Increased demand required a fund-raising in the community and successful negotiation with the Knoxville Utilities Board resulted. A 16-inch main was installed connecting the two systems and an auxiliary pumping system was added to maintain proper pressures. KUB’s auxiliary source was unnecessary most of the year but was used during the summer when the flow was inadequate.
Construction of a modern treatment system on Essary Road resulted in better water quality. Substantial additions to the distribution system were made. The FCSD was then supplying water to an area from Clinton Pike to Shannondale Road and from the then-Knoxville city limits (near Greenway) to the top of Black Oak Ridge. There were more than 140 miles of mains serving more than 5,700 subscribers at an investment of over $1 million.

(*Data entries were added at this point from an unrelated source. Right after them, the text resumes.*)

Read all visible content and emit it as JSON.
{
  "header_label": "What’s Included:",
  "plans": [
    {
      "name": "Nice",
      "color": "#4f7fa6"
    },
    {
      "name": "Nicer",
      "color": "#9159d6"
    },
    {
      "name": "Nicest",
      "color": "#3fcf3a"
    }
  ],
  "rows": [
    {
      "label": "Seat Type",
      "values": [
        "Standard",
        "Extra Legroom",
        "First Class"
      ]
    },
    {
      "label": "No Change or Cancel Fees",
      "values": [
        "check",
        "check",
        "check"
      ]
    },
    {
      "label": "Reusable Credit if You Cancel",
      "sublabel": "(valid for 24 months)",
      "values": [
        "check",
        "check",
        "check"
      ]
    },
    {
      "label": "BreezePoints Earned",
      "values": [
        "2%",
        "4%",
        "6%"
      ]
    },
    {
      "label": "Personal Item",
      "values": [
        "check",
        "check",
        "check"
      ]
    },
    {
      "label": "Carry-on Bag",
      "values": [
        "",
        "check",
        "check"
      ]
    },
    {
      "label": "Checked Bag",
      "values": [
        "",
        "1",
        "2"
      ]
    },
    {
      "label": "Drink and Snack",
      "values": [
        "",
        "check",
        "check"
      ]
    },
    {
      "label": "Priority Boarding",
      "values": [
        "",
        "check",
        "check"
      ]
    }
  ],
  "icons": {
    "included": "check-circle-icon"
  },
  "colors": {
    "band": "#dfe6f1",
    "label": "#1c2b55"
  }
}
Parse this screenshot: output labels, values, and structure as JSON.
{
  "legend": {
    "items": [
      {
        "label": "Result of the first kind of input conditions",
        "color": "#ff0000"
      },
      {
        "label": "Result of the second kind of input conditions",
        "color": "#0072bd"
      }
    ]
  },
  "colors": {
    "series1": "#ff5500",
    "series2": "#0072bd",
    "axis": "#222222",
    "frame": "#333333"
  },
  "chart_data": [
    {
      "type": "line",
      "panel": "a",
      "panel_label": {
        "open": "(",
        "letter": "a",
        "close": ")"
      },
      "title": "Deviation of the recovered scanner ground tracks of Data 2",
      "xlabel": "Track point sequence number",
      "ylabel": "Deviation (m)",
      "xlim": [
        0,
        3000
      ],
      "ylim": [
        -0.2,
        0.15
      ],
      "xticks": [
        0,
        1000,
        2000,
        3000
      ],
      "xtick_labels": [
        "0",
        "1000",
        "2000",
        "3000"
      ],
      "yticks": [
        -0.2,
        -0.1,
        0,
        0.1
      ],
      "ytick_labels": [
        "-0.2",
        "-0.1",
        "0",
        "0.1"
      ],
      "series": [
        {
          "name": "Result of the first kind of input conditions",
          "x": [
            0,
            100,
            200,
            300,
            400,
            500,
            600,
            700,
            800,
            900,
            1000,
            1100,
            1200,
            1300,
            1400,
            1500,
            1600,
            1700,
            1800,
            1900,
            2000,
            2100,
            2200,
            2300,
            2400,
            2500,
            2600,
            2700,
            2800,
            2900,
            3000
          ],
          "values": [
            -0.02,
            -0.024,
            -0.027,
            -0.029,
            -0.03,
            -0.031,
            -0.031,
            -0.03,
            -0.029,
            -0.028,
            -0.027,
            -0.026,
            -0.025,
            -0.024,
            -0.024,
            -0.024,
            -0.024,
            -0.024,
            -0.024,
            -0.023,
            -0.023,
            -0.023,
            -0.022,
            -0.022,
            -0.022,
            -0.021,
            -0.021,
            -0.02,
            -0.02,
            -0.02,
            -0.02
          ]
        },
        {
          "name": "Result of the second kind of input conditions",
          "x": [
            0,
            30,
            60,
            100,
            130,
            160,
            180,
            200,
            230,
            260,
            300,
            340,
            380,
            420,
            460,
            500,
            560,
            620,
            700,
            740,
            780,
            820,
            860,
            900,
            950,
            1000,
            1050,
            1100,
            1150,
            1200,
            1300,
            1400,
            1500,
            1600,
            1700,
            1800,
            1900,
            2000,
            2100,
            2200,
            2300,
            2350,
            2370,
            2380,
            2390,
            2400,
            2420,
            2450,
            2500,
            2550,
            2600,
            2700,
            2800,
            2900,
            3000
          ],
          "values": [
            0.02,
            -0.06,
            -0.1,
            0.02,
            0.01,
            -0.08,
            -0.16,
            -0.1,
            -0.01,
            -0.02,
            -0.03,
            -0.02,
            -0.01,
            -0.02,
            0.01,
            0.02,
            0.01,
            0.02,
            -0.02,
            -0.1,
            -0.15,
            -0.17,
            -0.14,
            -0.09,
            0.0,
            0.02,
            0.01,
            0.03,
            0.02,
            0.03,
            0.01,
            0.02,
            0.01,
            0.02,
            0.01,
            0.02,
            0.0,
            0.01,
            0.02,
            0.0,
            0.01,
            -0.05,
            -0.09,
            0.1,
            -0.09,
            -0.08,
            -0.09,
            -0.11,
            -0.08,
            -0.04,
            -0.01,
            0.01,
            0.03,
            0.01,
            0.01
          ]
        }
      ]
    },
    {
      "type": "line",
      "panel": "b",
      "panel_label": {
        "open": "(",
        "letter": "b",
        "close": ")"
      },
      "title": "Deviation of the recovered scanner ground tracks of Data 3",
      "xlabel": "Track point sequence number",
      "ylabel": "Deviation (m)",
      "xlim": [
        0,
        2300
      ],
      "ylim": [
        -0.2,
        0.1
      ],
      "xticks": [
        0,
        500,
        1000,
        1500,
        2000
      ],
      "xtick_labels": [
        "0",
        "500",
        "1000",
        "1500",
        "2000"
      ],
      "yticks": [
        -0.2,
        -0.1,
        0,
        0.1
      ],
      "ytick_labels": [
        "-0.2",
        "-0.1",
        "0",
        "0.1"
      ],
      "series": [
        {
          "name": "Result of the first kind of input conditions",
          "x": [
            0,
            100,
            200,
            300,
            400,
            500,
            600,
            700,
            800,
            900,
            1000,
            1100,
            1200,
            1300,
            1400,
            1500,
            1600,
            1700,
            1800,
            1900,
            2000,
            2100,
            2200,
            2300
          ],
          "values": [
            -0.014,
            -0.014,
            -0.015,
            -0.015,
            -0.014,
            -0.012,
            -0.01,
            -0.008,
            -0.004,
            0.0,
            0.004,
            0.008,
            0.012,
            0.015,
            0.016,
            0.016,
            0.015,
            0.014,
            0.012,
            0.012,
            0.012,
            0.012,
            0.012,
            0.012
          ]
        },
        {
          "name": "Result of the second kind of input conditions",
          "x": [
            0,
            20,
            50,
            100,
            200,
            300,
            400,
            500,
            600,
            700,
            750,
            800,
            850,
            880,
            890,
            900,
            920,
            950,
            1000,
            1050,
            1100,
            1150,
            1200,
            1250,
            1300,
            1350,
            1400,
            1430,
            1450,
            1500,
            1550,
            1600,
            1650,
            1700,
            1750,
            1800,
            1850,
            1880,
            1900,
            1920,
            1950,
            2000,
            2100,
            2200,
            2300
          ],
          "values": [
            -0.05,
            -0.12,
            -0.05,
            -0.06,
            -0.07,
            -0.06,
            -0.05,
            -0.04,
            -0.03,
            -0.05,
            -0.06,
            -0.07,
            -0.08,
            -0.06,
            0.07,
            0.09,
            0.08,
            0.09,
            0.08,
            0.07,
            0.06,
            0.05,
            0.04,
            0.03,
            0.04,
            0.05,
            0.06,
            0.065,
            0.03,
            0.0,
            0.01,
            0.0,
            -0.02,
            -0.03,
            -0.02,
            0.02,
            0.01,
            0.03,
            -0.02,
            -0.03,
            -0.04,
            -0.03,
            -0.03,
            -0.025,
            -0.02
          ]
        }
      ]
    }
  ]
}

When Fountain City was annexed to the city of Knoxville in 1962, new arrangements were needed and, in 1966, the facilities were sold to the city. On July 1, 1966, the Fountain City Utilities Board refunded $400,000 to its customers and waived any assistance by the city of Knoxville for the outstanding bonds which the city paid off. Most felt that the 6,796 current customers had been made whole.
The unpaid Board of Commissioners, each of whom had been elected for six-year terms, is due our thanks for their vision and their efforts that enabled Fountain City’s growth. Early commissioners were: Sam H. Godsey, R.B. Walters, M.B. Holloway and Glenn McNeil. The three commissioners in 1957 were R. Hobert Johnson, Frank Ogdin and Rhistine Daniel. The executive staff consisted of: M.L. Brickey, manager; John M. Burka, engineer and J.K. Cameron, office manager.
(Author’s Note: Thanks to Andrew M. Thomas and to John Burka, long-time engineer and chief designer of the system, for their service to the community and for their assistance with this essay.)